Conversely, watch out for becoming the lie. Sometimes it’s just a case of being such a good actor that you convince yourself that you’re going to do it all, and next thing you know you’re striking a huge blow for the side of good and either can’t figure out how that happened or can’t imagine it any other way. (To be fair, if it isn’t necessarily a blow against your interests, the PR boost for when you get on to your actual plans might be a benefit.) Sometimes, it’s the Obligatory Handlers that Entities of Destiny tend to acquire—you know the type, there’s probably someone old and wise and slightly mystical who won’t give a straight answer until it would be dramatic. And every now and then a Destiny itself will just latch onto whomever appears to fit the bill and twist them around until they actually are the Individual Spoken Of—in which case, if this destiny is going to mess up your original plans, you’re pretty much toast.

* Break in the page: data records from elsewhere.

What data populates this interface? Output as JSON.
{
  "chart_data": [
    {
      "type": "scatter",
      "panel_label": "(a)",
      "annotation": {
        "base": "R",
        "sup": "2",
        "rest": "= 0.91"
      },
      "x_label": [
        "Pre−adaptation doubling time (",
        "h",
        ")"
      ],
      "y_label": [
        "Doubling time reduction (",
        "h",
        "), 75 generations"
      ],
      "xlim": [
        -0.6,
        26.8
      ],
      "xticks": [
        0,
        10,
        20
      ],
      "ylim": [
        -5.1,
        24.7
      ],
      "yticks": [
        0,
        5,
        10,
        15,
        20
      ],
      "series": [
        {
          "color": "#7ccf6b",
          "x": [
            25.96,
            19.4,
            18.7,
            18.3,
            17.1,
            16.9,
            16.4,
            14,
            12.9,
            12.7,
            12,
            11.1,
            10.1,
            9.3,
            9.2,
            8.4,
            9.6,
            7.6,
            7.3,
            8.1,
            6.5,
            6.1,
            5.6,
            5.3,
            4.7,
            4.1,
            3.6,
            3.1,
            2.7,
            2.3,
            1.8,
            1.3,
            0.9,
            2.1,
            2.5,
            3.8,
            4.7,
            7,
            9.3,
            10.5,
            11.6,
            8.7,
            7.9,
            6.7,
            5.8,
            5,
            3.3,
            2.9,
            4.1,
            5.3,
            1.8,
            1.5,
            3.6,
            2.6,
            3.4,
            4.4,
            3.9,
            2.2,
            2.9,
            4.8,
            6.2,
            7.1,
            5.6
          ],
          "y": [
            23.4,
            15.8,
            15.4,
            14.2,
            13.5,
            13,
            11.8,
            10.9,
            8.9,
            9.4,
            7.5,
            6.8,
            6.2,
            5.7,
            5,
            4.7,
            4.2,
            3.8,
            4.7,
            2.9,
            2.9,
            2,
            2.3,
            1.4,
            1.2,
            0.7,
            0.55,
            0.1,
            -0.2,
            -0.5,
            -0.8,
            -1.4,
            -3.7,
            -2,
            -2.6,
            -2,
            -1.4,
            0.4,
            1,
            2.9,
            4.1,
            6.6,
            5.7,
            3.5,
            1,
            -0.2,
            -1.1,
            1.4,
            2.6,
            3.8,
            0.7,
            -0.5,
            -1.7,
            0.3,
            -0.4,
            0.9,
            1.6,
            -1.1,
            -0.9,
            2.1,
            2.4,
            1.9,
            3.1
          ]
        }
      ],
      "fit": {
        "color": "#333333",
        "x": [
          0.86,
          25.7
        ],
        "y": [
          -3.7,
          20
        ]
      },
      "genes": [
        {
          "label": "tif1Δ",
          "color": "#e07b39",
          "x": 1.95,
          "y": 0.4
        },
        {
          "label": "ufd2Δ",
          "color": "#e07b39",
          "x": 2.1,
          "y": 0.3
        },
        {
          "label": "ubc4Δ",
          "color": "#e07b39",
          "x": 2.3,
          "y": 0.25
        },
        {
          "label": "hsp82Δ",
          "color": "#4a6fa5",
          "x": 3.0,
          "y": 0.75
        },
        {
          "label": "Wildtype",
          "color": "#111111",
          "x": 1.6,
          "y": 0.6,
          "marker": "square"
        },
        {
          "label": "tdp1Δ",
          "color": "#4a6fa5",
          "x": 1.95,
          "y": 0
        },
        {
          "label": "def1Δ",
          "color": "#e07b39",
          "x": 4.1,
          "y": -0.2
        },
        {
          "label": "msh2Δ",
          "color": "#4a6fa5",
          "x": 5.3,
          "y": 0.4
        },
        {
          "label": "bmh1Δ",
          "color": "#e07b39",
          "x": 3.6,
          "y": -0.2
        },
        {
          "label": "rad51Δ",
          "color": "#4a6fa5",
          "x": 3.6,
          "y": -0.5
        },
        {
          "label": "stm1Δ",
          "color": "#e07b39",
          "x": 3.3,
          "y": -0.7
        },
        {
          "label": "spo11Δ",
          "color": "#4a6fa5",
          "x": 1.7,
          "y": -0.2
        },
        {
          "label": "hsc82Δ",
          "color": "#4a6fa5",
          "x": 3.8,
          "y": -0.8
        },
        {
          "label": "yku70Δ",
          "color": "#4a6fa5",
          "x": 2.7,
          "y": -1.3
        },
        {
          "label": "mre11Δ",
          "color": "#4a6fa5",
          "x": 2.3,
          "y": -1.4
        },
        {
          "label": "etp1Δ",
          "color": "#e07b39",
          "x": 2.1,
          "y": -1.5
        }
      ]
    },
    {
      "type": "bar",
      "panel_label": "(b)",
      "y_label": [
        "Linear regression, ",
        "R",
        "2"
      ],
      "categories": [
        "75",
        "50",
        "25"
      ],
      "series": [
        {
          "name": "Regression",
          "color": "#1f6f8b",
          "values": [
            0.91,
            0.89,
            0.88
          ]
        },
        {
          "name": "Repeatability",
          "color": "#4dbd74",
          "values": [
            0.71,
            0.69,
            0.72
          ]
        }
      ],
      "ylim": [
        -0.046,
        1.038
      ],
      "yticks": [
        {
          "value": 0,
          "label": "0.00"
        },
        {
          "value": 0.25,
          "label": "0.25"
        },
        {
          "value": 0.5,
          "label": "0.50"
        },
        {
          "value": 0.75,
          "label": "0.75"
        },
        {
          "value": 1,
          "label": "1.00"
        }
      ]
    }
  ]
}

If the prophecy hasn’t twisted you to its ends, it probably has a real subject somewhere else. Annoyingly, this is just as likely if prophecy is an Actual Thing in your Verse as it is if it’s some old piece of doggerel that’s done time as a children’s rhyme, a sea chanty, and a political slogan, along with having been exposed to generation upon generation of Cultural Telephone. If it’s important enough that you think it’s worth exploiting, it is probably important enough for the Laws of Dramatics to ensure that it is actually a Thing. And if it really is just a bunch of politically useful doggerel, what do you lose by having kept an eye out?
And do have at least some idea what you’re going to do if you do manage to commandeer this Destiny. I’ve seen a lot of people whose process seems to be something along the lines of “Be recognized as the Chosen One, …?, Profit!” It rarely ends well.
I’m not going to say you shouldn’t steal destinies; like just about everything else, they’re useful tools. Just remember to stay sharp with them—just stealing the thing is the easy part.